Их охватила тишина, холод и зелень, пронизанная красноватыми отблесками заходящего солнца. Высокие березы неподвижно белели; и только низкий кустарник шуршал и дрожал пугливо.
Они пошли по какой-то тропинке, не зная, куда и зачем, но уже объединенные чувством и счастьем. Оба молчали; обоим было достаточно пожатия руки, глубокого взгляда друг другу в глаза, произнесенного иногда шепотом слова, сорвавшегося с уст вместе с поцелуем. Их души принимали в себя тишину этих деревьев, торжественную тишину всезабвения и всепрощения.
Иногда они смотрели на солнце, проглядывавшее между стволами, или пускались бежать, точно испуганные дети, — прятаться в чащу и темные закоулки. Иногда присаживались на дерновые скамейки, окруженные орешником, чтобы освежить себя поцелуями, шепнуть друг другу чуть слышно нежные слова, посмеяться ни с того ни с сего над чем-нибудь и снова убежать без всякой причины, как когда-то в Гурах.
Они вошли в фруктовый сад, и дорогу им преградили ветви, отягченные яблоками. По земле стлался зеленый ковер травы, густо усеянный цветами. Извилистая тропинка вела в глубь сада. Иза пошла по ней не задумываясь. По дороге сорвала яблоко, откусила и подала ему, смеясь.
— И Адам вкусил и был изгнан из рая.
— Ах ты, Ева, искусительница Ева! — весело смеялся он.
— То Адам; а Север вкусил и был впущен в рай. Послушайся, и войдешь в него.
Они вышли на лужайку, пересеченную серебристым ручейком, всю заросшую незабудками. На ней паслось небольшое стадо белых овец и резвились ягнята в голубых намордниках. Какой-то крестьянин, живописно опершись на изогнутый конец посоха, причудливо разукрашенный лентами, и со свирелью у рта, стоял там точно на страже.
— Прямо живьем перенесено с французской гравюры, — удивился Север, но удивление его еще больше возросло, когда она завела его в маленький дворик, за невысокий ивовый плетень, где стояла низенькая избушка, покрытая соломой. К ней жался крошечный хлев, перед которым весело вилял хвостом грозный цепной пес и кудахтала стайка кур. Пол избушки был выложен дерном, у порога посыпан желтый песок, на крыше бесцеремонно ворковали голуби, а над настежь раскрытой дверью пухленькие амуры держали в руках белую доску, на которой в рамке из плюща красными буквами алели слова Виргилия:
«Любовь все побеждает, и мы склоняемся перед любовью».

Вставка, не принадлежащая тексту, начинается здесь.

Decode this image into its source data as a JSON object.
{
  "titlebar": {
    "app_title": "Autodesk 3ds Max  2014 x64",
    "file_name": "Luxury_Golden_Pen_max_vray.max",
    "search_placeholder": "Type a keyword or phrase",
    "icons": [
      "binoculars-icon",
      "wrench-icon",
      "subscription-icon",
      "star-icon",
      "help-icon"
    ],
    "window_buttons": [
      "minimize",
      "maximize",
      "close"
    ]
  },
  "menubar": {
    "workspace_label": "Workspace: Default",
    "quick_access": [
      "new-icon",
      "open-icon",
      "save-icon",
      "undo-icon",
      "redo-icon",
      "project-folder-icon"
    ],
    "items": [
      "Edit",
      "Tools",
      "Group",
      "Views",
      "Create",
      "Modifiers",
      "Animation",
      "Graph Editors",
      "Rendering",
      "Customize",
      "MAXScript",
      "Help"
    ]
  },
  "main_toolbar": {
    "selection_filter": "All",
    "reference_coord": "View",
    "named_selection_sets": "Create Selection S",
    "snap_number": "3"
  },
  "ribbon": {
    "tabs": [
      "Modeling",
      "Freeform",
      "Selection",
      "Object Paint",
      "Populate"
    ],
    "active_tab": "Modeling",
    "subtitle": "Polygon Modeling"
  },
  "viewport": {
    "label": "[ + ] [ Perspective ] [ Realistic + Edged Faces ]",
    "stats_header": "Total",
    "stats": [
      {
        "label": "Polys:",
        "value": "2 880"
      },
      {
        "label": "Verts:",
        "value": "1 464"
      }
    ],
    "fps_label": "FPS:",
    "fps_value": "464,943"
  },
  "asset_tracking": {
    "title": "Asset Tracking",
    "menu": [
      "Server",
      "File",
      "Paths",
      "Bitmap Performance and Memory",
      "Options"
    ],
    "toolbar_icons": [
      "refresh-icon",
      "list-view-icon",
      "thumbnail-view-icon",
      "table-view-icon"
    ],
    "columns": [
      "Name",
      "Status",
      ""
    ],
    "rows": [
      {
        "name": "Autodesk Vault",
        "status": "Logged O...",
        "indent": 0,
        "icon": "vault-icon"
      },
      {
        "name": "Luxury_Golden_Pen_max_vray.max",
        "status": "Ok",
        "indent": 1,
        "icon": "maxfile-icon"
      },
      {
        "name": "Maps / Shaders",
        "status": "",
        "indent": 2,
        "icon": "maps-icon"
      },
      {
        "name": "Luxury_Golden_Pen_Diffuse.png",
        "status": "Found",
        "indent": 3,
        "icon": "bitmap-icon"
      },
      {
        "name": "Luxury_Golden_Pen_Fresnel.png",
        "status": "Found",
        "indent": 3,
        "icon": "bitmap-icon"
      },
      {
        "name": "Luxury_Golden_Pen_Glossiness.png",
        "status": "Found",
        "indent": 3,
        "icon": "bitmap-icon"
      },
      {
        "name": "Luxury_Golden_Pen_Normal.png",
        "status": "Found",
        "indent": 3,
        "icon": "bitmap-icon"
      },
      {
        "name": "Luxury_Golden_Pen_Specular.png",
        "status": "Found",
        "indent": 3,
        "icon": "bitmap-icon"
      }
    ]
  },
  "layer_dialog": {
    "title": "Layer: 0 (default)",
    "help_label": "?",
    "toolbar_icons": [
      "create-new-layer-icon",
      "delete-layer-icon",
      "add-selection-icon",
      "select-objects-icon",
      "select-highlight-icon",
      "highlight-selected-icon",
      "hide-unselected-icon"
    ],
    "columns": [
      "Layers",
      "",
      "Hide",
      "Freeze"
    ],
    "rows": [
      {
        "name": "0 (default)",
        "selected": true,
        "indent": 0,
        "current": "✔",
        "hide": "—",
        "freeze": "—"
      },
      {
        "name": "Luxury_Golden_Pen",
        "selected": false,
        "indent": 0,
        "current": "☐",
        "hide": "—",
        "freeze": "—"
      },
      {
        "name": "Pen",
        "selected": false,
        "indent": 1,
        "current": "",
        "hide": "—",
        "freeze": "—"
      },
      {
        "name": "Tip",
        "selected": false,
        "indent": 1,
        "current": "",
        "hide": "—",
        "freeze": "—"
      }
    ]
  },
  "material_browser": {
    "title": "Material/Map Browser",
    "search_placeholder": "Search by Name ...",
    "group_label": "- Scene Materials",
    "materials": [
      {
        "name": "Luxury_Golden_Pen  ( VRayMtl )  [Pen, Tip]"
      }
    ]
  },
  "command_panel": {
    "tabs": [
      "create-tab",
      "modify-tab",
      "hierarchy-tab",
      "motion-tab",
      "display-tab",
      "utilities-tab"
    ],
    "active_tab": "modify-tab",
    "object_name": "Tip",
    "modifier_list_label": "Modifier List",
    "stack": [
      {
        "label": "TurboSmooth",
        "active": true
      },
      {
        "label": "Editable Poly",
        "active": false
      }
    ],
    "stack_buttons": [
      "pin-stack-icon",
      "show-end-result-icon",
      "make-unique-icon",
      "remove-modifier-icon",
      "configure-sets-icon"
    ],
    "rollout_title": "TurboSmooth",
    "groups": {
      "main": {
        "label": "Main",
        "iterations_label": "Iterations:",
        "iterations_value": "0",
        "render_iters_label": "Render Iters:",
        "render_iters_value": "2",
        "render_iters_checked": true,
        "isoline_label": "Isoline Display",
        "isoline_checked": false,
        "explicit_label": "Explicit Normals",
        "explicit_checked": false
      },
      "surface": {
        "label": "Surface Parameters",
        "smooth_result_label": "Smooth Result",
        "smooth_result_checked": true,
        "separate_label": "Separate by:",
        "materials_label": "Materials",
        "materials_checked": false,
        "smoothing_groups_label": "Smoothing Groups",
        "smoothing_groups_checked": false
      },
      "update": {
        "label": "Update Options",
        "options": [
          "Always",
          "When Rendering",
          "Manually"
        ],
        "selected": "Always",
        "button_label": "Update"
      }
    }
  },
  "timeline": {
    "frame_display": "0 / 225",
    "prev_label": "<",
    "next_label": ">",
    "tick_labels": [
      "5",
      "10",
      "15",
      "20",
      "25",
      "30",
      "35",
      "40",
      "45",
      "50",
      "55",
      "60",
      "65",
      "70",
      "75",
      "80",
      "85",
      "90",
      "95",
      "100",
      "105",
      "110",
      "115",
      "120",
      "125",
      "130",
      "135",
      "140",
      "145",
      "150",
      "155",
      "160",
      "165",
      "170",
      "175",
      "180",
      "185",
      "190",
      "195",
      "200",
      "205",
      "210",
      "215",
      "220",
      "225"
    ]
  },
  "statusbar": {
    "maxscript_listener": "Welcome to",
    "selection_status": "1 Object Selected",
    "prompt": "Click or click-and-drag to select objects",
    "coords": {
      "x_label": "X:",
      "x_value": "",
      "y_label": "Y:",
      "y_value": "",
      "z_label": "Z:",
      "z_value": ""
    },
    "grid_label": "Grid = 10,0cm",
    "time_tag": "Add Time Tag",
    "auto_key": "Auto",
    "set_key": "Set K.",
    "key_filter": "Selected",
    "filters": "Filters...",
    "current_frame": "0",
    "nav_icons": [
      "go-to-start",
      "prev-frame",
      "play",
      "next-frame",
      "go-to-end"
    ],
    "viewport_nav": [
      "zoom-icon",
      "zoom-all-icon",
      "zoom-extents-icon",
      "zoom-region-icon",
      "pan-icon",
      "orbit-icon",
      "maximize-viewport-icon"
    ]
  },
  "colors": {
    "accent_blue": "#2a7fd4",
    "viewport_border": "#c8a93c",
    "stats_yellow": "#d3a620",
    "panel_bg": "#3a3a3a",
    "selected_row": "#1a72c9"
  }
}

На пороге стояла красивая пастушка, разукрашенная цветами и лентами, вплетенными в причудливо завитые кудри, и, кланяясь им до земли, приглашала зайти в восьмиугольную комнату, подделанную под крестьянскую, уставленную простой мебелью, но по стенам увешанную гобеленами, изображавшими нежные пастушеские сцены.
— Хлоя, сошедшая на землю! Совсем как в театре, — воскликнул Север.
— Здесь должен был быть подан сегодня ужин, но из-за утреннего дождя посол предпочел террасу. Как тут, однако, красиво! — восхищалась она.
Какой-то шум раздался за стенами избушки, смешанный с заглушенными звуками мандолины. Заремба побежал посмотреть, чьи это шалости.